Rafael de Cardenas

Luxury Home Quarterly

Susan Lahey

At 36 and slim, with killer credentials, handsome Rafael de Cárdenas has every opportunity to be pretentious and snooty.
But he’s not.

Nor does he project false modesty. He is listed among Elle Décor’s top five “designers to watch” and dubbed by the New York Times as “the hippest thing going in interior design.” And he is quick to explain that as a designer and architect, rather than a decorator, “my role is to give clients something far greater than they could have done on their own.”

De Cárdenas just seems a lot more interested in the process of design than in being a celebrity designer.

De Cárdenas is a trawler. While he has a “bag of tricks,” skills, tools, and insights he has accumulated over the years, he also scours books, movies, history, conversations, and experiences for inspiration.

“I usually need to react to something, whether visual or conceptual,” he says.

Since he learned about the razzle-dazzle patterns used by British war ships to confound German U2 submarines in World War II, he has used the idea repeatedly. He once told a writer friend who profiled him in Sight Unseen Magazine that everything he does references Edmund Burke’s A Philosophical Enquiry Into the Origin of Our Ideas of the Sublime and Beautiful.

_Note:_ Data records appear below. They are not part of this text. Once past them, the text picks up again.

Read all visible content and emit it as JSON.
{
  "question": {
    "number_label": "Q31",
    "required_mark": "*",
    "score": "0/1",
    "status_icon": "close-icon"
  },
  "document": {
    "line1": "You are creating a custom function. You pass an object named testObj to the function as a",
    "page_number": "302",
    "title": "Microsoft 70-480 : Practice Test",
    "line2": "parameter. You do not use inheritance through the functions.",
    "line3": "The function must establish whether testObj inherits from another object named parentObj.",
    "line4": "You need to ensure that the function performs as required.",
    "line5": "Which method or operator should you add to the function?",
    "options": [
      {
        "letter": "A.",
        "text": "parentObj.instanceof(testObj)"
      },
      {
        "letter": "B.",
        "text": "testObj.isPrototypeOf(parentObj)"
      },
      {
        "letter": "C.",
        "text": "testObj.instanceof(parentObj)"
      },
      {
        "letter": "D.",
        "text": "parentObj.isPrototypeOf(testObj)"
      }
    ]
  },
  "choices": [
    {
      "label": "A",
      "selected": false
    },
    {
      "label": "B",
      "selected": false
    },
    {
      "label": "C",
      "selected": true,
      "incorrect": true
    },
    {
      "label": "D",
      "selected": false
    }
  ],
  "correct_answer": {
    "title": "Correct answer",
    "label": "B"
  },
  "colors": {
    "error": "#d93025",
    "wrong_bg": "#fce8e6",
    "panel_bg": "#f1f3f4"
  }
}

When he designed model Jessica Stam’s apartment that appeared in Elle Décor, he had just seen The Bitter Tears of Petra Von Kant. The movie unfolds in one room that perpetually changes. Stam’s one-bedroom apartment struck de Cárdenas as a parallel. “It was like a backdrop where she could unlimitedly move things around,” he said. “It was a room that could be joyful and tragic…like in the movie, there is this one space that enhances every emotion. When she’s happy, she’s happiest in this room.” The result was an elegant Hollywood-circa-1935 room of dusky purples, golds, and silver.

“I could have seen Muppets Take Manhattan that night,” he mused. “Maybe it was lucky for her 
that I didn’t.”
De Cárdenas started his career as a clothing designer for Calvin Klein after graduating from the Rhode Island School of Design. But in 1999, he started working on his master’s in architecture at Columbia University. He transferred to UCLA, where he completed the master’s in 2002. Three years later, he opened his own firm, Architecture at Large, and has done interiors for businesses and private residences in cities including London, Rome, Athens, New York, and Miami.
In May 2011, he debuted his first furniture collection at New York City’s Johnson Trading Gallery.

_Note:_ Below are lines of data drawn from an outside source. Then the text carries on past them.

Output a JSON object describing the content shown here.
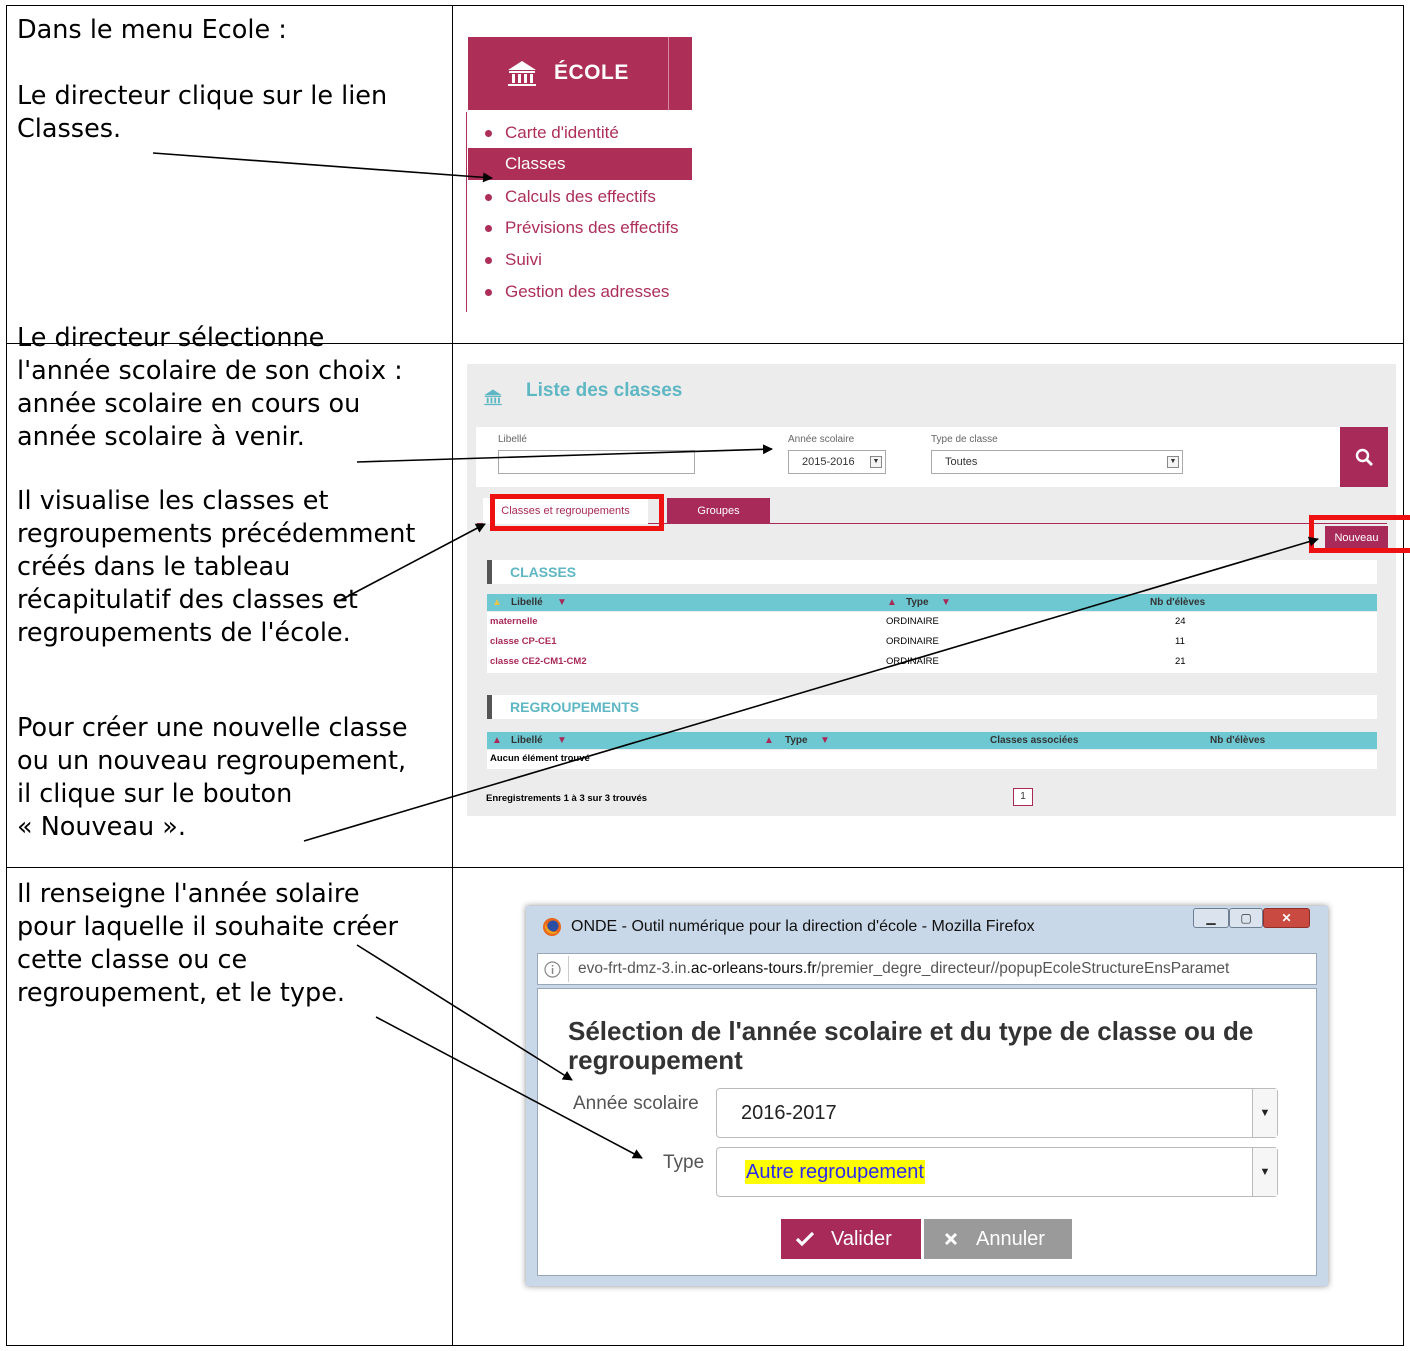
{
  "rows": [
    {
      "paragraphs": [
        "Dans le menu Ecole :",
        "Le directeur clique sur le lien\nClasses."
      ]
    },
    {
      "paragraphs": [
        "Le directeur sélectionne\nl'année scolaire de son choix :\nannée scolaire en cours ou\nannée scolaire à venir.",
        "Il visualise les classes et\nregroupements précédemment\ncréés dans le tableau\nrécapitulatif des classes et\nregroupements de l'école.",
        "Pour créer une nouvelle classe\nou un nouveau regroupement,\nil clique sur le bouton\n« Nouveau »."
      ]
    },
    {
      "paragraphs": [
        "Il renseigne l'année solaire\npour laquelle il souhaite créer\ncette classe ou ce\nregroupement, et le type."
      ]
    }
  ],
  "ecole_menu": {
    "title": "ÉCOLE",
    "items": [
      {
        "label": "Carte d'identité"
      },
      {
        "label": "Classes"
      },
      {
        "label": "Calculs des effectifs"
      },
      {
        "label": "Prévisions des effectifs"
      },
      {
        "label": "Suivi"
      },
      {
        "label": "Gestion des adresses"
      }
    ],
    "active_item": "Classes"
  },
  "liste_classes": {
    "title": "Liste des classes",
    "filters": {
      "libelle_label": "Libellé",
      "libelle_value": "",
      "annee_label": "Année scolaire",
      "annee_value": "2015-2016",
      "type_label": "Type de classe",
      "type_value": "Toutes"
    },
    "tabs": [
      "Classes et regroupements",
      "Groupes"
    ],
    "nouveau_label": "Nouveau",
    "classes": {
      "title": "CLASSES",
      "headers": [
        "Libellé",
        "Type",
        "Nb d'élèves"
      ],
      "rows": [
        {
          "libelle": "maternelle",
          "type": "ORDINAIRE",
          "nb": "24"
        },
        {
          "libelle": "classe CP-CE1",
          "type": "ORDINAIRE",
          "nb": "11"
        },
        {
          "libelle": "classe CE2-CM1-CM2",
          "type": "ORDINAIRE",
          "nb": "21"
        }
      ]
    },
    "regroupements": {
      "title": "REGROUPEMENTS",
      "headers": [
        "Libellé",
        "Type",
        "Classes associées",
        "Nb d'élèves"
      ],
      "empty": "Aucun élément trouvé"
    },
    "records": "Enregistrements 1 à 3 sur 3 trouvés",
    "page": "1"
  },
  "popup": {
    "window_title": "ONDE - Outil numérique pour la direction d'école - Mozilla Firefox",
    "url_prefix": "evo-frt-dmz-3.in.",
    "url_domain": "ac-orleans-tours.fr",
    "url_path": "/premier_degre_directeur//popupEcoleStructureEnsParamet",
    "heading": "Sélection de l'année scolaire et du type de classe ou de regroupement",
    "annee_label": "Année scolaire",
    "annee_value": "2016-2017",
    "type_label": "Type",
    "type_value": "Autre regroupement",
    "valider": "Valider",
    "annuler": "Annuler"
  },
  "colors": {
    "brand": "#ad2f58",
    "teal": "#5eb7c3",
    "highlight": "#ee1111"
  }
}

He is constantly challenging himself to grow and does the same for his clients. A consummate mixer of styles, de Cárdenas will combine a Venetian gilt seashell chair with a hairy white rug in a room painted in pale empire hues; or juxtapose space-age dining chairs that resemble invisible men in yellow vests against vintage yellow-iris wallpaper. He’s fond of fuchsia. He’s not creating a nice room, he’s creating an experience and he is fine knowing that the experience may be a little jarring at first.

“Sometimes,” he says, “liking things isn’t important. The first time I tasted mushrooms, I didn’t like them. The first time I had wine, I didn’t like it. Now I love it. Sometimes things need time to grow on you.”

“The demographic of my clients is that they are personalities,” he says. “They have an identity, and they are often creative people themselves. I want them to be pleased and I want to stretch their imaginations a little bit.”

He’s big on stretching. His own apartment has been sorely neglected while he is busy designing others’ and is mostly a repository for the art, books and artifacts—purchased, traded for, and hauled off the street—that he constantly moves around. But now it’s all about to change, because he’s planning to get a new sofa. An armless sofa. And he knows a new sofa is the slippery slope to changing everything.

“An armless sofa,” he said, “that’s a new territory. There’s a little bit of a learning curve. What is the good and the bad of an armless sofa?”

With his living room, as with any living room, he believes its purpose should be “to put you in a good mood every time you walk into it. If you had a bad day and lots of things were going wrong, you would feel better just walking into this room.”
So again, it’s about creating an experience.

“I like space,” he says “the way space works in relation to how it affects people. Whatever I design, I just hope it feels exciting and suggests something more to come.”